中東かわら版

№130 シリア:「ホワイトヘルメット」の有力後援者が変死

 2019年11月11日、トルコのイスタンブルの路上で「ホワイトヘルメット」として知られるシリアの救護団体の主要な後援者であるジェームス・レメジュラー氏が死亡しているのが発見された。同人はイギリス軍の元諜報将校で、2014年に「メイ・デイ・レスキュー」との名称でNPOを創設し、2015年にイスタンブルに事務所を設置して「ホワイトヘルメット」の要員の訓練を行っていた。

 レメジュラー氏は、イスタンブル市内の自宅兼事務所のバルコニーから転落したと思われるが、なぜこのような状況に至ったのかの詳細は不明であり、自殺の可能性もある。同人の妻は、同人が睡眠薬を服用していたと証言している。

 

評価

 「ホワイトヘルメット」は、シリア紛争で政府軍などによる攻撃の被害を受けた民間人を救護する「中立の」団体であると主張し、彼らが発信する犠牲者やその救護場面の画像や動画はシリア紛争についての世論に大きな影響を与えた。彼らの活動は、政府による弾圧・虐殺による民間人被害を強調し、欧米諸国によるシリア政府打倒のための軍事介入を促すという、「反体制派」の戦術に沿ったものである。その一方で、「ホワイトヘルメット」が今般死亡したレメジュラー氏をはじめ、シリア紛争の当事国や関連機関によって育成され、その支援を受けていたことも周知の事実であり、「ホワイトヘルメット」の活動や彼らが発信する情報が政治的に偏向しているとの批判も絶えなかった。

 実際、「ホワイトヘルメット」は「シャーム解放機構(旧称:「ヌスラ戦線」。シリアにおけるアル=カーイダ)」が占拠する地域で活動し、同派に従属・迎合しつつ行われていた。そのため、「イスラーム国」が占拠していた地域や、2019年10月にトルコの侵攻を受けたクルド民族主義勢力の占拠地では、どのような「民間人被害」が生じても「ホワイトヘルメット」は決して現れなかった。

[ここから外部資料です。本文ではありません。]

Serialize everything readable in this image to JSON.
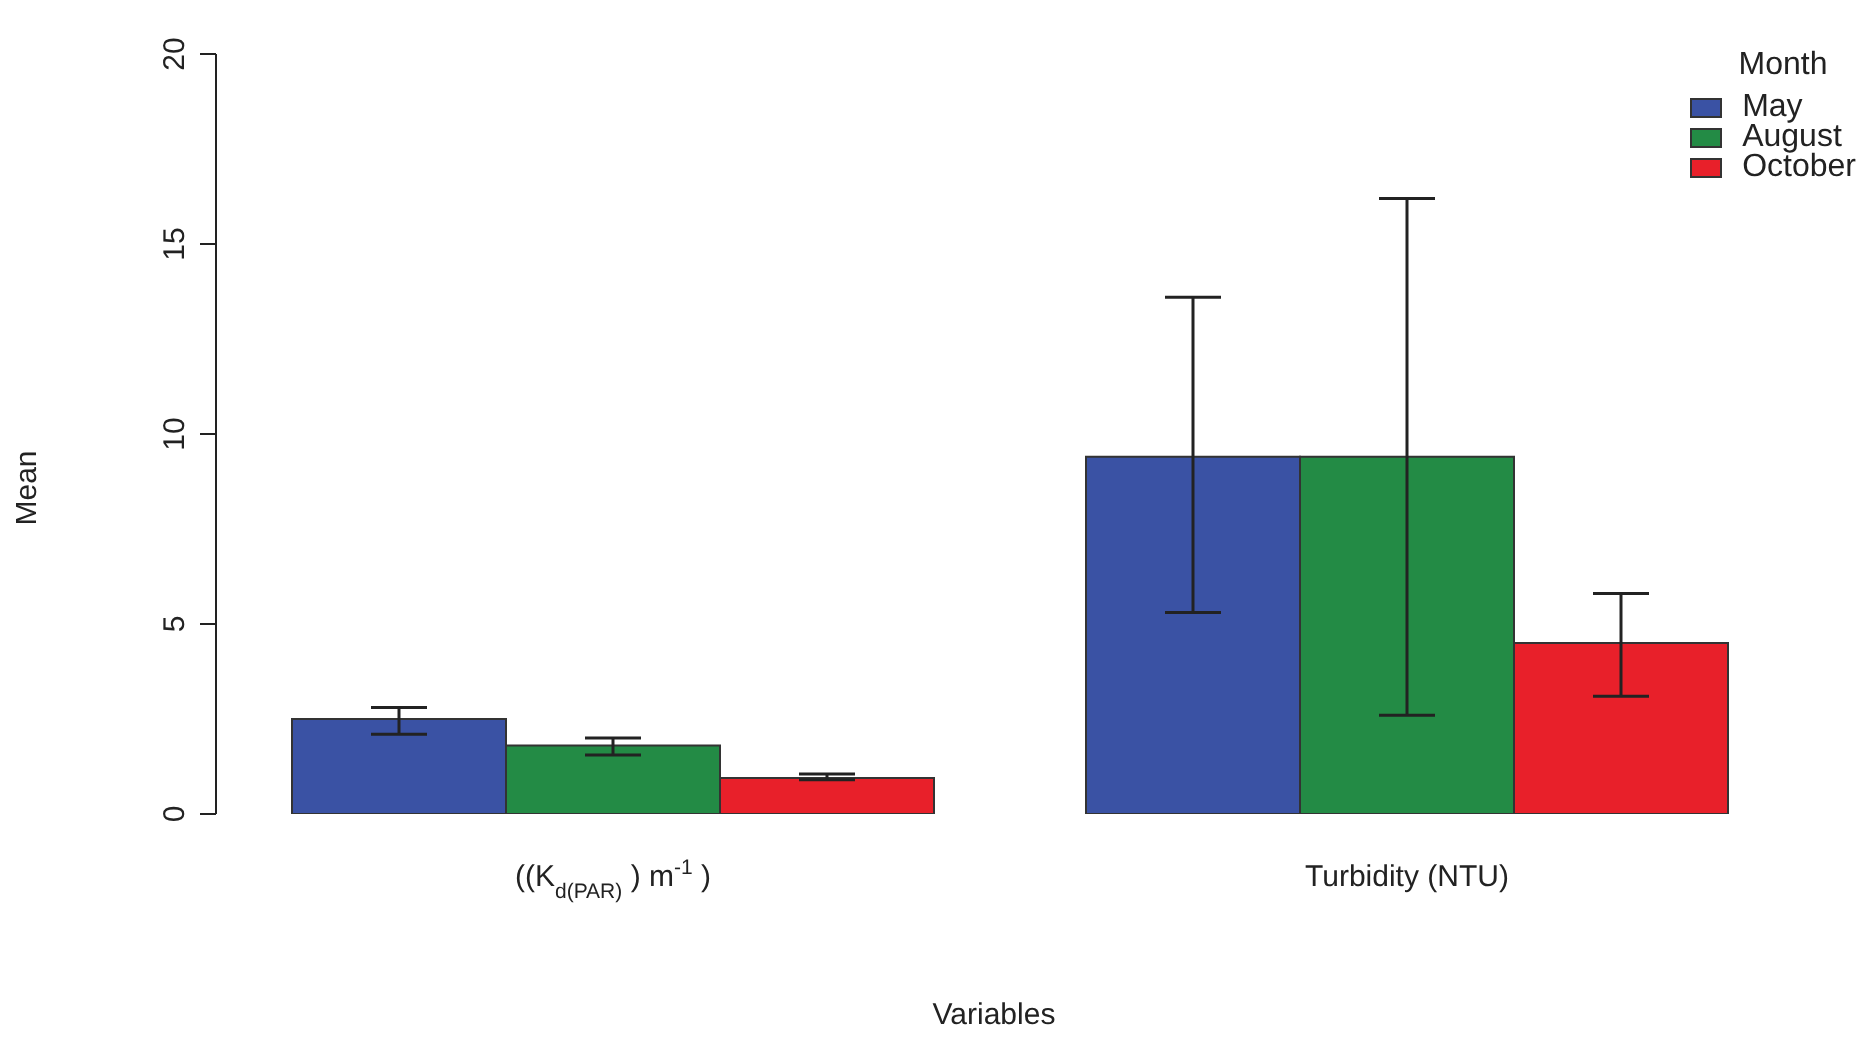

 こうした状況の中、「ホワイトヘルメット」などがシリアの戦場から発信する民間人被害についての情報が欧米諸国の当局や世論に与える影響は着実に弱まっており、政府軍がハマ県北部・イドリブ県南部に攻勢をかけた2019年5月から8月にかけて、アメリカ政府の反応は極めて冷淡だった。2019年7月29日付『シャルク・アウサト』紙(サウジ資本の汎アラブ紙)は、アメリカのフォード元駐シリア大使の寄稿文を掲載したが、同元大使は政府軍によるイドリブ県への攻勢を阻止する上でアメリカに期待すべきでないと明言した。また、「ホワイトヘルメット」の構成員やその家族も、政府軍がダマスカス東郊やダラア県を制圧する際に欧米諸国の手引きでシリアを脱出し、欧米諸国に引き取られた模様である(『中東かわら版』2018年No.39)。これは、「ホワイトヘルメット」が、彼らが救護・防衛すると称していたシリア人民を「独裁政権」の弾圧下に置き去りにした上、難民として欧米諸国に入国・定住するのを待つシリア人の長い列を踏み越えて安全地帯に脱出したことを意味する。

 レメジュラー氏の変死は、「ホワイトヘルメット」の素性や彼らの活動への主観的な評価を別としても、シリア紛争への諸当事者の態度や国際的な世論の変化を象徴するものともいえる。